Auch für Tirols Landeshauptmann-Stellvertreterin Ingrid Felipe (Grüne) sei jetzt „ein genaues Hinsehen auf die Entwicklungen“ erforderlich, nachdem hinsichtlich der Mutationen noch viele Fragen ungeklärt seien. Wie etwa „welchen Wirkungsgrad eine Covid-Impfung“ habe oder „wie sich eine bereits durchgemachte Infektion mit einer Mutation verhält“.

Testkapazitäten sollen ausgebaut werden

Das Land will nun die Testkapazitäten in den nächsten Tagen auf 50.000 Testungen pro Tag erhöhen. „Wir bitten alle Tirolerinnen und Tiroler, dieses Angebot zum eigenen Schutz und Schutz anderer anzunehmen und damit die Ausbreitung des Coronavirus in Tirol einzudämmen“, sagte Elmar Rizzoli, Leiter des CoV-Einsatzstabes.

CoV-Mutante: Große Sorge wegen „Tiroler Subtyps“

Die Virologin Dorothee von Laer von der Medi-Uni Innsbruck sieht die CoV-Situation in Tirol wegen der südafrikanischen Mutante mit großer Sorge. Bei dieser Mutation des Virus handle es sich um „alles andere als einen lokalen Ausbruch“. Es gebe einen „Tiroler Subtyp“ der Südafrika-Mutation.
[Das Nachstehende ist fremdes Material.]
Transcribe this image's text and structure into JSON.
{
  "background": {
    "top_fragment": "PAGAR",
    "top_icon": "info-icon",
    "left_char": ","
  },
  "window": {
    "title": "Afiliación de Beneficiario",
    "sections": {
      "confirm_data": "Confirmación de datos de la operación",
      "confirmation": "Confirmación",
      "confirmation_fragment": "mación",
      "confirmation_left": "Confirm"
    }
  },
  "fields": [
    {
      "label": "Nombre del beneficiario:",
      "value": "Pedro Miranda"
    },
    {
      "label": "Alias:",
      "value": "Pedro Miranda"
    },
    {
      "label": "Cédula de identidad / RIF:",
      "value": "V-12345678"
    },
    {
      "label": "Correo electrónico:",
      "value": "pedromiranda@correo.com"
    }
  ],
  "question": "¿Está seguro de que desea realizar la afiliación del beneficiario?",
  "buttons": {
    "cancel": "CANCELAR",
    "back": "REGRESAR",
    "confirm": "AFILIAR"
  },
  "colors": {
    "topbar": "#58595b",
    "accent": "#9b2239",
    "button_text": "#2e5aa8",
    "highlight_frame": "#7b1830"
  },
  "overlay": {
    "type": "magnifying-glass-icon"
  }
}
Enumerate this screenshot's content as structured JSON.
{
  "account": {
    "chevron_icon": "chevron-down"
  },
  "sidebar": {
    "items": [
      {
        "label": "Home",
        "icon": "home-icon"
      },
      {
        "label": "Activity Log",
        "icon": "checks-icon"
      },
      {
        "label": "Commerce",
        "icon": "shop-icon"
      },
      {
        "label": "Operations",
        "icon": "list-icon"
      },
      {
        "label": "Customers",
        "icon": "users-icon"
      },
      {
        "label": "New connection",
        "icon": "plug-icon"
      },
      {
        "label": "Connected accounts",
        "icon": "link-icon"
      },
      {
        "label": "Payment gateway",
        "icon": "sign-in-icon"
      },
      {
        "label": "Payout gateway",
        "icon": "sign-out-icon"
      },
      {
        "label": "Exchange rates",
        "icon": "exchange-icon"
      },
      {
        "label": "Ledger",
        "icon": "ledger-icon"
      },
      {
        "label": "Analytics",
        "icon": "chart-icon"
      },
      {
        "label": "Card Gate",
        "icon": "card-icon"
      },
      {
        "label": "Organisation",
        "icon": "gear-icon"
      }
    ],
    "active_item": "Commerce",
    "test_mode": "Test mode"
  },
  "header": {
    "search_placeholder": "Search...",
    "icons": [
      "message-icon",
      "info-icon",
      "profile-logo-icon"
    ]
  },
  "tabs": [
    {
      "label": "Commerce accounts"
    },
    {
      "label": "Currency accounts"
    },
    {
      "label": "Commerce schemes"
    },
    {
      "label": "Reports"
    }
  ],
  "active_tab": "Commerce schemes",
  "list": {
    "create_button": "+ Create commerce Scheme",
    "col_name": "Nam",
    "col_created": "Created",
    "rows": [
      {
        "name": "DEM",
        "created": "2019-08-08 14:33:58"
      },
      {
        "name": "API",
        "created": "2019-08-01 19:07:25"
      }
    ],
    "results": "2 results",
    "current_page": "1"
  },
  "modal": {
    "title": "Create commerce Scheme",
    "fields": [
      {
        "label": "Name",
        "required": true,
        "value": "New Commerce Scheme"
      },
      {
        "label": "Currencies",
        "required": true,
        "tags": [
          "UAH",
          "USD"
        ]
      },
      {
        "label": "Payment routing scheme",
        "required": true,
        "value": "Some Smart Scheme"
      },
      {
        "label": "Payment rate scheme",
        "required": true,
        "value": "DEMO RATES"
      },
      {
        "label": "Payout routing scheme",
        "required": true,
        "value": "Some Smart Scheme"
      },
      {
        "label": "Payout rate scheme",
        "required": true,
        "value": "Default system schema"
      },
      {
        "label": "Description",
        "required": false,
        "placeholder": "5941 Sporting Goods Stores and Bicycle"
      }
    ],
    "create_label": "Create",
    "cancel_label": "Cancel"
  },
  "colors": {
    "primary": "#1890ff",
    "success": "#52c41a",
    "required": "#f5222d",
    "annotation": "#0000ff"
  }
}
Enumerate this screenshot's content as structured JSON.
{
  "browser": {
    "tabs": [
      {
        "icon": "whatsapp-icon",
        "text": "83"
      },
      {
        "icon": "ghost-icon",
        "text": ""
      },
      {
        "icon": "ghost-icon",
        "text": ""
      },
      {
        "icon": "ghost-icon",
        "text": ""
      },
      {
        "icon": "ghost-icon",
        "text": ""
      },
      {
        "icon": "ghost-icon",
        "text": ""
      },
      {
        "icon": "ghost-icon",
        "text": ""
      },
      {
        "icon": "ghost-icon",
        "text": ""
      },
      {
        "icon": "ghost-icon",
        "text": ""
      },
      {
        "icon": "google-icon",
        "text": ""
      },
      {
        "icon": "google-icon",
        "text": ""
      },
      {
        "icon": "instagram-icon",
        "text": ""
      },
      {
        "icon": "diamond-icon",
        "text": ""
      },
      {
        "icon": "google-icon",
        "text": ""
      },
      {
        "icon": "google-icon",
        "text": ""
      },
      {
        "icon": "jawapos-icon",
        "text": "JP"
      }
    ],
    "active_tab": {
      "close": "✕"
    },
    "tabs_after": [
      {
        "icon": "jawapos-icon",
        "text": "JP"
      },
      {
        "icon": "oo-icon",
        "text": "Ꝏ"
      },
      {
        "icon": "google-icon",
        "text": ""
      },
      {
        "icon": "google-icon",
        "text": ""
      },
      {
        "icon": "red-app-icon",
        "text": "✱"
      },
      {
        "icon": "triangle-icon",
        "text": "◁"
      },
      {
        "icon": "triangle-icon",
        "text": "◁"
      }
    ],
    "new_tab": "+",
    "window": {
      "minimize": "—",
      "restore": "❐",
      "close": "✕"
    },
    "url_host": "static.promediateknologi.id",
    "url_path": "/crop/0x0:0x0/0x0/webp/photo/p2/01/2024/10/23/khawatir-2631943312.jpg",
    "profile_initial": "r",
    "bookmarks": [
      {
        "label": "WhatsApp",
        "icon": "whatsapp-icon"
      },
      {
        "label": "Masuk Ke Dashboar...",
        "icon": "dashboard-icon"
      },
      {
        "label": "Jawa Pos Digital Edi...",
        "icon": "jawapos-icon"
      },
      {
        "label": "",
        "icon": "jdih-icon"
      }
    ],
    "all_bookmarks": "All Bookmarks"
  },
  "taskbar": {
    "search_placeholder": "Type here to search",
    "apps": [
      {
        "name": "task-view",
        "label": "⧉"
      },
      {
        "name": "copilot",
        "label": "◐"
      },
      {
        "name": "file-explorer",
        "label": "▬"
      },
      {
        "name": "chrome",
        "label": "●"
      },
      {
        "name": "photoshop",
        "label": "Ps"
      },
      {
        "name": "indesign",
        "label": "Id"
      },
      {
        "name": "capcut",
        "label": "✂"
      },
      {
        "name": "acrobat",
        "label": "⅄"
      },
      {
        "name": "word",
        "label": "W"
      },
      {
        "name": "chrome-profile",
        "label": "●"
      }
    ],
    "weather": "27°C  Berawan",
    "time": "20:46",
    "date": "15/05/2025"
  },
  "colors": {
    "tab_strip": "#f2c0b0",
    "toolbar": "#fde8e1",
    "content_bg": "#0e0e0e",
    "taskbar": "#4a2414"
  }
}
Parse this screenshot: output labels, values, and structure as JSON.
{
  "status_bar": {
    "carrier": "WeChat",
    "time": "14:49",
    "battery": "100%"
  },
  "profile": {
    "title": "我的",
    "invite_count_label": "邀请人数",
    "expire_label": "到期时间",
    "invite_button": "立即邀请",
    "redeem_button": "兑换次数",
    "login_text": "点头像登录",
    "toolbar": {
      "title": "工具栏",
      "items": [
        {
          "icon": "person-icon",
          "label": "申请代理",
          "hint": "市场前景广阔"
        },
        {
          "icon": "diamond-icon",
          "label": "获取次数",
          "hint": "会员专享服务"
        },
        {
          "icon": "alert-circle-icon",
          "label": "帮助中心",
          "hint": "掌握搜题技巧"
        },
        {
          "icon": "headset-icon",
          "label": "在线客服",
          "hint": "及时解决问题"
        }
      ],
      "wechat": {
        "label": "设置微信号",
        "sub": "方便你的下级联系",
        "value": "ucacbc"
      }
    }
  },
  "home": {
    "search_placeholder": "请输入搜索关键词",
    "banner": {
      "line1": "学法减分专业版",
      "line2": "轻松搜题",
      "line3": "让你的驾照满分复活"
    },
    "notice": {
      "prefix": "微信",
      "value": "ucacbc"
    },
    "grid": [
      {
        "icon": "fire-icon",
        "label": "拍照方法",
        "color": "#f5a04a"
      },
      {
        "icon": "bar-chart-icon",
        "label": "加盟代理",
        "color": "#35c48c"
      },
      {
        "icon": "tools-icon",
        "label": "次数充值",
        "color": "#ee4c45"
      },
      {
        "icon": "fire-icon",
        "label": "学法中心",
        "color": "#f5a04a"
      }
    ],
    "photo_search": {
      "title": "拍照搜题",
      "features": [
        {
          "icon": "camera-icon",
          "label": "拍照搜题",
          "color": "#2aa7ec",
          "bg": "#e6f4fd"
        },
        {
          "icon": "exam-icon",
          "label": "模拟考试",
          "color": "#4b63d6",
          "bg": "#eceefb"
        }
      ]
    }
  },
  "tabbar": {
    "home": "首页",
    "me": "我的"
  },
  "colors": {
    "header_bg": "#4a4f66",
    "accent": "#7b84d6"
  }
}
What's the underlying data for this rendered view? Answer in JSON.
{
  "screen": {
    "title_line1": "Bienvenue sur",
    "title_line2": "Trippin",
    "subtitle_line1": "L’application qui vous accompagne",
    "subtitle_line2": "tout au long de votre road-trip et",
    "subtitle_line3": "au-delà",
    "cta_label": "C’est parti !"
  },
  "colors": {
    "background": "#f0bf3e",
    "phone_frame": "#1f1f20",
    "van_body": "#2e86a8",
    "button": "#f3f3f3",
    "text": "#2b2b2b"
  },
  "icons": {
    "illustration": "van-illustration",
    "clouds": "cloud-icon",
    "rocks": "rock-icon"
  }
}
Das betreffe besonders die Bevölkerung im Tiroler Unterland, wo die Mutationen aufgetaucht sind. Beim Contact-Tracing sollen außerdem mehr Mitarbeiter eingesetzt werden, zudem sollen die Hygiene- und Sicherheitskonzepte in den Alters- und Pflegeheimen geprüft und allenfalls nachgeschärft werden. In Osttirol sind unterdessen die Bewohner und Bewohnerinnen von fünf Gemeinden am kommenden Wochenende aufgerufen, einen PCR-Test durchführen zu lassen. Grund dafür ist ein „erhöhtes Infektionsgeschehen“ im Bezirk Lienz, teilte das Land mit.

Die 7-Tage-Inzidenz liegt derzeit bei 279 – also im österreichischen Bezirksvergleich am zweiten Platz. In Osttirol gebe es aber keine bestätigten Mutationen des Coronavirus, berichtete Rizzoli – mehr dazu in tirol.ORF.at. Auch in Niederösterreich verbreitet sich die Virusmutation B.1.1.7 rascher als gedacht. Die Zahl der Fälle stieg sprunghaft an – mehr dazu in noe.ORF.at.